The offsetting entry of each of these is to a Profit or Loss Account. If after all accounts are zero, the P&L account has a debit balance then operations were profitable (income exceeded expenses), and conversely with a credit balance a loss was incurred. The P&L is then "closed" by either debited or crediting to bring it to zero, whichever is appropriate, with the offsetting entry going to "Retained Earnings", a real account, and bringing the Balance Sheet into balance and leaving all nominal accounts at zero.

21 :: Which are the items that are to be debited in accounting and what are the items that are to be credited in accounting?

This depends on the nature of the account and the thing you wish to achieve. For example, to increase cash you would debit the cash account, but if you wanted to decrease it, you would credit it. There are all sorts of accounts and they have different normal balances.

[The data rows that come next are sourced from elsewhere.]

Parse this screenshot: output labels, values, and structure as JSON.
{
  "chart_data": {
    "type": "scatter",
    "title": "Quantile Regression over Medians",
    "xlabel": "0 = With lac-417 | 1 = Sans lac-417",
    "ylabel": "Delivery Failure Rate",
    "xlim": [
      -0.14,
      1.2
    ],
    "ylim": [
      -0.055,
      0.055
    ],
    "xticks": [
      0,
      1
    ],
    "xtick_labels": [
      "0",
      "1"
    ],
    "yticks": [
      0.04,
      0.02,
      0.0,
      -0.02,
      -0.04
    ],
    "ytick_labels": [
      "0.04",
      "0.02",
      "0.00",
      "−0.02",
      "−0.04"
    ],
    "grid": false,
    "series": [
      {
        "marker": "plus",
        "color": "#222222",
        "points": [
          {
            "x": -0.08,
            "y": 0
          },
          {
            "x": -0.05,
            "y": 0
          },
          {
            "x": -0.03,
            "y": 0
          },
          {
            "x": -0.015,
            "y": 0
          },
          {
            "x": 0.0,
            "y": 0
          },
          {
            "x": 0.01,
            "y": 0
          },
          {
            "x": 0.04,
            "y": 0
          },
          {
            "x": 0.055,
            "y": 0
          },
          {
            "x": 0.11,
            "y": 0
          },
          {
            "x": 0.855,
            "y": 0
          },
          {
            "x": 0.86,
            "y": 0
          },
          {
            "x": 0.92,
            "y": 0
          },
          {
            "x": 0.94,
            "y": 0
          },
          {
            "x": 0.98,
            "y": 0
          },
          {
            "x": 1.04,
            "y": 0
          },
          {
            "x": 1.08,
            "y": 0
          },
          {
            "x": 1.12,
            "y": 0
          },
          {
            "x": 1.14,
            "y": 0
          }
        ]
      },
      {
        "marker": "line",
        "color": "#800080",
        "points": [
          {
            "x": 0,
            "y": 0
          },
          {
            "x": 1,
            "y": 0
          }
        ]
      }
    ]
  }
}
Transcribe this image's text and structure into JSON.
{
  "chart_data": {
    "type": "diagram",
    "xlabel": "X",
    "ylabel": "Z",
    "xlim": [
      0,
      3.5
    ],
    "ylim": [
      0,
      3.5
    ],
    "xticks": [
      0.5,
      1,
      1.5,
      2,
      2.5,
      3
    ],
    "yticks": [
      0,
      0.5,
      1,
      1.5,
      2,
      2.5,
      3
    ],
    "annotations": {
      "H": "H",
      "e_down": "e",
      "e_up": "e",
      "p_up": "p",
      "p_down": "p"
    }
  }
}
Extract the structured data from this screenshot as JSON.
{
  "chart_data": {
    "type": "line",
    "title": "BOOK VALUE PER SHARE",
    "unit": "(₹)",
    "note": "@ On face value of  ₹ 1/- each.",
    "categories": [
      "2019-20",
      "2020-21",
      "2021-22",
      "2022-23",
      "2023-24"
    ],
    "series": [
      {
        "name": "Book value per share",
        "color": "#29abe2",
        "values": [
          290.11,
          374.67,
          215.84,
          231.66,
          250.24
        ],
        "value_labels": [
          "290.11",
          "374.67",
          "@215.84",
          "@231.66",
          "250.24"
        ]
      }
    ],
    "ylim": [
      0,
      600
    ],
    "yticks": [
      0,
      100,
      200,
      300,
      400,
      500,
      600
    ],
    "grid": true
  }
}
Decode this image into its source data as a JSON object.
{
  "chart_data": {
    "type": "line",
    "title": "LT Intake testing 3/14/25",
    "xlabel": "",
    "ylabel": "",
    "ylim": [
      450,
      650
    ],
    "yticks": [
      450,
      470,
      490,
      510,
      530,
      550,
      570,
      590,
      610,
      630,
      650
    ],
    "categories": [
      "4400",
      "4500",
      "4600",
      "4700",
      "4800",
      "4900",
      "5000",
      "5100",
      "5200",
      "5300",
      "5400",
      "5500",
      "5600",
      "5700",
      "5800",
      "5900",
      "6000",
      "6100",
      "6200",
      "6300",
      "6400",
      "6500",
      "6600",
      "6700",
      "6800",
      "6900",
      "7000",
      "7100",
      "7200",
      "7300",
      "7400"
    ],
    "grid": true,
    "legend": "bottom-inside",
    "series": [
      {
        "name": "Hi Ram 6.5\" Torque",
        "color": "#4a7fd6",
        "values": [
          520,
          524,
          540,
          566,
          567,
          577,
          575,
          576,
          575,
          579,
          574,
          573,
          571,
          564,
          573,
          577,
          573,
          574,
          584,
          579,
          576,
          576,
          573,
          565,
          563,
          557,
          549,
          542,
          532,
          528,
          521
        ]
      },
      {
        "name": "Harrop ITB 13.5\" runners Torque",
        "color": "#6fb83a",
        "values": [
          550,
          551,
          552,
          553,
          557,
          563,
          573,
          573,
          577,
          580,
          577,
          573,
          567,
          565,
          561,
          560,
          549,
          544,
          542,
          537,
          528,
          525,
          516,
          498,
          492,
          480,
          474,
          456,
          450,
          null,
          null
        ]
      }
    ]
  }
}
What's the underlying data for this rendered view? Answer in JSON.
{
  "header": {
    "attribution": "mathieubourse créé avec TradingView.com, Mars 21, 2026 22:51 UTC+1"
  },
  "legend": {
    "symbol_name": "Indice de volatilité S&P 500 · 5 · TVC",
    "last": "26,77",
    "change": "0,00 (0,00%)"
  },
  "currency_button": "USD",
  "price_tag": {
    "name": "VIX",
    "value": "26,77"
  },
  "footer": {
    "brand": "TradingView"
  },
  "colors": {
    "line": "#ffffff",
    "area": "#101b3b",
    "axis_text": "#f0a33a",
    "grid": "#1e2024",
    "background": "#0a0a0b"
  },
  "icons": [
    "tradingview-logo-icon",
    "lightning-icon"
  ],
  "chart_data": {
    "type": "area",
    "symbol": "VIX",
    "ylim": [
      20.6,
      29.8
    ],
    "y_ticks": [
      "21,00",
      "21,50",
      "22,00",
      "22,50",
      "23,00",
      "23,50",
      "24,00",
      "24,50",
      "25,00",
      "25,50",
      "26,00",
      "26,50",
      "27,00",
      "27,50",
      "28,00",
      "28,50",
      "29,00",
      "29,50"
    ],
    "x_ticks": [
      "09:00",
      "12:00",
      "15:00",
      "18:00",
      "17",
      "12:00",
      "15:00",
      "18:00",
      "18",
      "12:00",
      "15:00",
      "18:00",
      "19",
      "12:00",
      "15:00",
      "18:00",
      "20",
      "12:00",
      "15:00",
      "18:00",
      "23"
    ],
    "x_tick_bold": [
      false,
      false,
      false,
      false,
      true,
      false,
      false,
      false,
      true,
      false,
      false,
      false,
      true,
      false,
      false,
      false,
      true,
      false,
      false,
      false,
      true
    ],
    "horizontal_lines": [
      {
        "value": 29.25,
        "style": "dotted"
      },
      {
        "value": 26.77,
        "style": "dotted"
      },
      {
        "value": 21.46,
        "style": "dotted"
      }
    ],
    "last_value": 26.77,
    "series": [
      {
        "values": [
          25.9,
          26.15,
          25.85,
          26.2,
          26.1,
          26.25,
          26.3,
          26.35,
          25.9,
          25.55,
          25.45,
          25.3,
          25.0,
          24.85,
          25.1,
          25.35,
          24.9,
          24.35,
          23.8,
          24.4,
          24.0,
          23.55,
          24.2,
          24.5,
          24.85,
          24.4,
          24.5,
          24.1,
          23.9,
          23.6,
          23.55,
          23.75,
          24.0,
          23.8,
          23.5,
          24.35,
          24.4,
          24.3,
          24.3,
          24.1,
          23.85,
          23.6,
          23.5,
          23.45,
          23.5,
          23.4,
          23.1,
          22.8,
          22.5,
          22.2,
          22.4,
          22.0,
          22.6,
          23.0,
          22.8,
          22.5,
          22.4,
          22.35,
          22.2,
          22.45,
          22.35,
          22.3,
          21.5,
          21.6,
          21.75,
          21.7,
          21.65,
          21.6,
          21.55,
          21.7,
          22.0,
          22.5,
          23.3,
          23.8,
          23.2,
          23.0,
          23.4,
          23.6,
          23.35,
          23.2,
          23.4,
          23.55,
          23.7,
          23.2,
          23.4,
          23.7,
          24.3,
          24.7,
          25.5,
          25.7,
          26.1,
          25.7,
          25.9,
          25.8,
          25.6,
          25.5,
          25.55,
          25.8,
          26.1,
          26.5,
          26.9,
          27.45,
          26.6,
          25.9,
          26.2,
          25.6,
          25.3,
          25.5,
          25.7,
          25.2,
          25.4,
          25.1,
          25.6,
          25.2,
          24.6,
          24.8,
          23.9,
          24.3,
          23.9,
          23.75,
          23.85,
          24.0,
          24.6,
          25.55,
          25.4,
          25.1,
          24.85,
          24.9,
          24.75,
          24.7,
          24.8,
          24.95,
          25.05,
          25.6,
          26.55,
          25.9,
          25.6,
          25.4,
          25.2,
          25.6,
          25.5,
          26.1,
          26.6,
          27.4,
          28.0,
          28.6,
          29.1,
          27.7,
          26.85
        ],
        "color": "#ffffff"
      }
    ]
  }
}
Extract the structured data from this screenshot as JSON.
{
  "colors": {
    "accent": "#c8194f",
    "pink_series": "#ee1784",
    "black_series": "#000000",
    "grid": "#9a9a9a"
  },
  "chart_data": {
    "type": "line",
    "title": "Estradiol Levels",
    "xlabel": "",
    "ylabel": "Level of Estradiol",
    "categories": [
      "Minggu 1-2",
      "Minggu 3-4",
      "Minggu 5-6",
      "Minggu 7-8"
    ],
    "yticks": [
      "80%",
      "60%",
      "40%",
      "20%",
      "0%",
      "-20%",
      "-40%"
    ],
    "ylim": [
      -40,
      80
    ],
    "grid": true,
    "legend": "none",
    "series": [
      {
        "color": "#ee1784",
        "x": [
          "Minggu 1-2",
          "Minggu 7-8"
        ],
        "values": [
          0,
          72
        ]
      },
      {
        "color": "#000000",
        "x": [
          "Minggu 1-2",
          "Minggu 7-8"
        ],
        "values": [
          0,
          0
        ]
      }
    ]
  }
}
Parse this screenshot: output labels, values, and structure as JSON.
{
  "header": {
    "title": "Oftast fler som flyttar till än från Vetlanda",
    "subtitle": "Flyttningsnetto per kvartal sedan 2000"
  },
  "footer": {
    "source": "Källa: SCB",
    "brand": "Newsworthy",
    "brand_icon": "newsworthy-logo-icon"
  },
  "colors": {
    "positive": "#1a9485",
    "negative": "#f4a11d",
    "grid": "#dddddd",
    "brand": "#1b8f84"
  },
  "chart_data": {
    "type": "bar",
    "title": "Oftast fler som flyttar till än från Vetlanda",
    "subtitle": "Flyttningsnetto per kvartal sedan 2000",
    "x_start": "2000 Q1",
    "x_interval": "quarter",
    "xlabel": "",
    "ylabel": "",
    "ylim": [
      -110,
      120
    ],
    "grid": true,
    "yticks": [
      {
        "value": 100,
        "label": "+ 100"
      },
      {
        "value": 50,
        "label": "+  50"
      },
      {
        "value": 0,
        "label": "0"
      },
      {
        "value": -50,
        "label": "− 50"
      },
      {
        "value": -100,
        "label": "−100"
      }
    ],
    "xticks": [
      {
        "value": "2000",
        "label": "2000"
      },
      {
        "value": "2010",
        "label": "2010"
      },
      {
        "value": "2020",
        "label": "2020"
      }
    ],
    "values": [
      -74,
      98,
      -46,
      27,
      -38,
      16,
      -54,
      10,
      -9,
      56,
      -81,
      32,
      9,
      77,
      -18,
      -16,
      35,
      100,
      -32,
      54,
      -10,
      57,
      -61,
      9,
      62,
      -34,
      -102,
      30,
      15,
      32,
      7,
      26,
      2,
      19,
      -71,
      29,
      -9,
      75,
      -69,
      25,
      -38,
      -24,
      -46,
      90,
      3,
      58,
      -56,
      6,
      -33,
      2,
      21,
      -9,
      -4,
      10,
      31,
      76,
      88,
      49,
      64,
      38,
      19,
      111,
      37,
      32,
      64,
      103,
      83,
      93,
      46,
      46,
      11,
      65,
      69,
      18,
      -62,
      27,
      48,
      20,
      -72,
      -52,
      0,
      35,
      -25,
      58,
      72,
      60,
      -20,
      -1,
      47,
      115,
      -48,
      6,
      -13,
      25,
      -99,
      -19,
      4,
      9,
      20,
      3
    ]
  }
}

The thing to remember is that every journal entry must have equal debits and credits. So for example to increase a contra asset account like Allowance for Doubtful debts you would credit Bad Debt Expense to increase it and credit Allowance to increase that!

22 :: Tell me is push down accounting accepted under generally accepted accounting standards?

Yes, in some cases. For example:
The Federal Financial Institutions Examination Council (the "FFIEC") approved a reporting requirement, effective October 1, 1989, to use push down accounting in certain acquisitions of national banks, state member banks and insured state nonmember banks. This reporting requirement is an addition to the Glossary to the Instructions to the Consolidated Reports of Condition and Income ("Call Report").

25 :: Can you please explain the difference between accrual accounting and cash accounting?

The Cash Basis of accounting reports only transactions that have been completed in the current reporting period - or - what has "hit" the checking account (assuming all funds are deposited and disbursed only from that account) - The Accrual Basis of accounting reports all transactions that the entity has entered into and includes the asset, liability, income and expense related them.

In addition, the Cash Basis of accounting is considered OCBOA (Other Comprehensive Basis of Accounting ~ Other than GAAP) and the Accrual Basis (when implemented properly and fully) is considered GAAP (Generally Accepted Accounting Principles).

EDIT - The Accrual Basis is more desirable from a user's standpoint as it includes transactions that may exist were completed after the report dates that were initiated prior to the report date. It is generally more complete and more reliable than the cash basis - however, that does assume that the person preparing the statements has expertise of, not simply a cursory working knowledge of, GAAP and the accrual basis. For example, a set of financial statements printed out of QuickBooks are not necessarily GAAP compliant (or correct) although they may appear to be at first glance or to a layperson.